BEIJING (AP) – Global stock markets and Wall Street futures sank yesterday after a Federal Reserve official’s comments fuelled expectations of more aggressive United States (US) rate hikes and the White House announced more sanctions on Russia.
London and Frankfurt opened lower. Tokyo and Hong Kong fell, while Shanghai was little changed. Oil prices rose more than USD1 per barrel.
Wall Street’s S&P 500 index tumbled 1.3 per cent on Tuesday after Fed Governor Lael Brainard said reining in inflation that is at a four-decade high is of “paramount importance”.
Brainard said the Fed is set to keep raising rates after its March hike, its first in four years, and might decide at its May meeting to reduce bond holdings “at a rapid pace”.
The White House said Western governments will ban new investment in Russia following evidence its soldiers deliberately killed civilians in Ukraine. The US Treasury said President Vladimir Putin’s government will be blocked from paying debts with dollars from American financial institutions, potentially increasing the risk of a default.
European governments have resisted appeals to boycott Russian gas, Putin’s biggest export earner, due to the possible impact on their economies.

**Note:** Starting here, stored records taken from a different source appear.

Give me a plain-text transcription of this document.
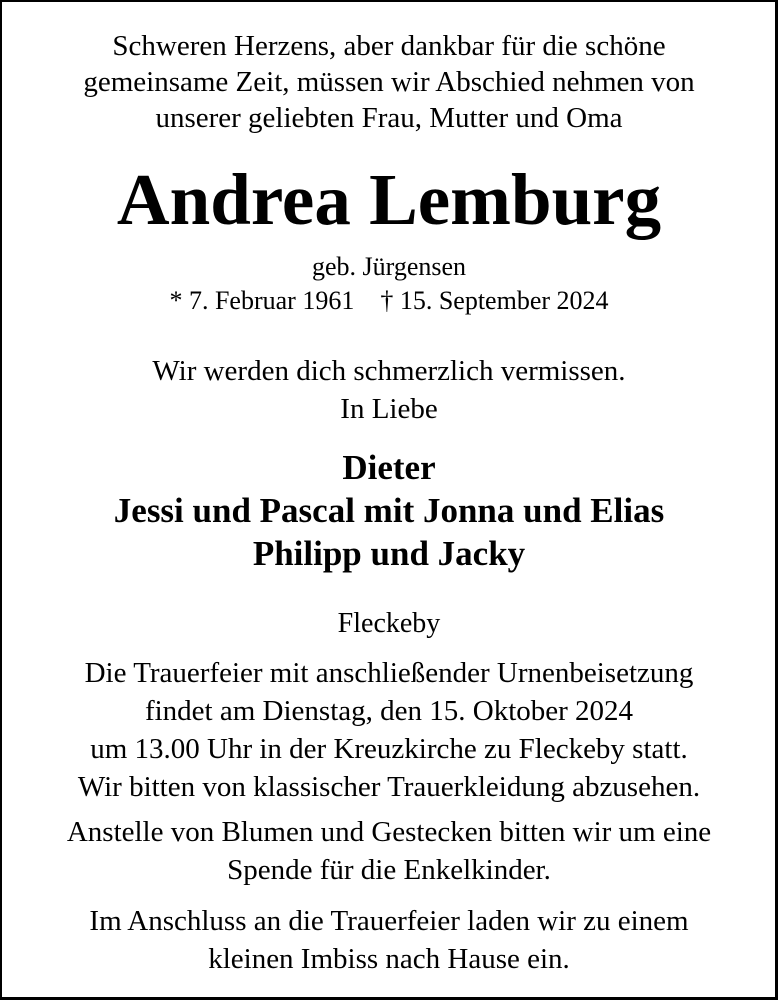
Schweren Herzens, aber dankbar für die schöne
gemeinsame Zeit, müssen wir Abschied nehmen von
unserer geliebten Frau, Mutter und Oma
Andrea Lemburg
geb. Jürgensen
* 7. Februar 1961 † 15. September 2024
Wir werden dich schmerzlich vermissen.
In Liebe
Dieter
Jessi und Pascal mit Jonna und Elias
Philipp und Jacky
Fleckeby
Die Trauerfeier mit anschließender Urnenbeisetzung
findet am Dienstag, den 15. Oktober 2024
um 13.00 Uhr in der Kreuzkirche zu Fleckeby statt.
Wir bitten von klassischer Trauerkleidung abzusehen.
Anstelle von Blumen und Gestecken bitten wir um eine
Spende für die Enkelkinder.
Im Anschluss an die Trauerfeier laden wir zu einem
kleinen Imbiss nach Hause ein.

“It’s hard to be particularly optimistic” about the war, “but we live in hope,” said Craig Orlam of Oanda in a report. “And it seems investors do too” despite inflation, rate hikes and high commodity prices.

In early trading, the FTSE 100 in London lost 0.4 per cent to 7,580.69 and Frankfurt’s DAX tumbled 1.3 per cent to 14,239.24. The CAC 40 in Paris sank 1.2 per cent to 6,567.30.

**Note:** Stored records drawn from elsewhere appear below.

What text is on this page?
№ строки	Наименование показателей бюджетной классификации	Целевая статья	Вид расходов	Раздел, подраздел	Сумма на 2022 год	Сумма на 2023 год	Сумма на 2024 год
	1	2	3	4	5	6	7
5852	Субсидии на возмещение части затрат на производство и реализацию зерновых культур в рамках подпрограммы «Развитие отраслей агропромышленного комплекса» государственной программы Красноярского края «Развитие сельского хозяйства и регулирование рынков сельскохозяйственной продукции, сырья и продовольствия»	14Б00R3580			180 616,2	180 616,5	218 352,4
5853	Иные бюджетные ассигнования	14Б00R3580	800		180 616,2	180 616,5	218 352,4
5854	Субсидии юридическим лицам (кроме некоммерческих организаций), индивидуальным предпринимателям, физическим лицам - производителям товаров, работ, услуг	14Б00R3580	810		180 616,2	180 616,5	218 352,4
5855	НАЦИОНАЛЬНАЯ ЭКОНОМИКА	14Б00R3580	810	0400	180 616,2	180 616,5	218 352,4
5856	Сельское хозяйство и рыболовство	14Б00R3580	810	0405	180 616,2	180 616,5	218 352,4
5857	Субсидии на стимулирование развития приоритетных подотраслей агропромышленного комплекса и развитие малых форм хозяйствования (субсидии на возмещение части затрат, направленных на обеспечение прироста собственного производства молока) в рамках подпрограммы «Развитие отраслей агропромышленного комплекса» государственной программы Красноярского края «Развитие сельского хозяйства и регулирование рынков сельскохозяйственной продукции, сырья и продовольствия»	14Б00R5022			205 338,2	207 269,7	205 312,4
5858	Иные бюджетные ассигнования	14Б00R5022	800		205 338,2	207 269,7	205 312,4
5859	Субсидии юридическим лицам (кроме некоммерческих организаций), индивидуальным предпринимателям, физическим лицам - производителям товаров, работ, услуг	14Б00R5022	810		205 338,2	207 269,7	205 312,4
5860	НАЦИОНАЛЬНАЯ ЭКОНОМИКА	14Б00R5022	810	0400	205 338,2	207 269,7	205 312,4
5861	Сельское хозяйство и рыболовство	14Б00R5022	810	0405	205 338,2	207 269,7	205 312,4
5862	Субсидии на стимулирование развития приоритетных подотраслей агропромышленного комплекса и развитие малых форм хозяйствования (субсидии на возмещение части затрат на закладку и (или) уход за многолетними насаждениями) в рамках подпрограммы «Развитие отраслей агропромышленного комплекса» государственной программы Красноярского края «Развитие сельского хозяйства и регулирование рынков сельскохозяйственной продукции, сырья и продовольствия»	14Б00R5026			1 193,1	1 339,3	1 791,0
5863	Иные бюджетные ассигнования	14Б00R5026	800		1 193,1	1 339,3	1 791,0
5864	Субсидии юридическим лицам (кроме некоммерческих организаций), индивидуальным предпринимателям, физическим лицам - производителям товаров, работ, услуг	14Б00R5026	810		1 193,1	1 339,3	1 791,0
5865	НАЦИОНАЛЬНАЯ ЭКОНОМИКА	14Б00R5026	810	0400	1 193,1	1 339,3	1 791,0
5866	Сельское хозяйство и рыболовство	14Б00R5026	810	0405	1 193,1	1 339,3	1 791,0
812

On Wall Street, the future for the S&P 500 was off 0.5 per cent and that for the Dow Jones Industrial Average retreated 0.4 per cent. On Tuesday, the S&P 500 recorded its first loss in three days and the Dow fell 0.8 per cent. The Nasdaq composite slid 2.3 per cent.
In Asian trading, the Hang Seng in Hong Kong fell 1.9 per cent to 22,080.52 and the Nikkei 225 in Tokyo sank 1.6 per cent to 27,350.30. The Shanghai Composite Index ended up less than 0.1 per cent at 3,283.43 after spending most of the day in negative territory.
The Kospi in Seoul gave up 0.9 per cent to 2,735.30 and Sydney’s S&P-ASX 200 lost 0.5 per cent to 7,490.10.
India’s Sensex shed 0.9 per cent to 59,629.07. New Zealand and Southeast Asian markets also retreated.
Traders are pricing in a nearly 78 per cent probability the Fed will raise its key rate by half a percentage point at its next meeting in May. That would be double the usual margin of change and a step the Fed hasn’t taken since 2000.
Higher interest rates tend to hurt stocks that are seen as the priciest, which puts the focus on big technology and other high-growth stocks. On Wall Street, Apple and Tesla were some of the biggest weights on the market on Tuesday.
Wall Street is watching for clues as to how sharply interest rates will rise. Yesterday, the Fed is due to release minutes from its March interest rate meeting.
Twitter rose another two per cent after disclosing an arrangement with Tesla chief Elon Musk that will give him a board seat but also limit how much of the company he can buy while he’s a director. The company disclosed a day earlier that the billionaire Twitter critic had become its largest shareholder.
Benchmark US oil rose USD1.19 to USD103.15 per barrel in electronic trading on the New York Mercantile Exchange. The contract fell USD1.32 on Tuesday to USD101.96. Brent crude, the price basis for international oil trading, added USD1.10 to USD107.74 per barrel in London. It declined 89 cents the previous session to USD106.64.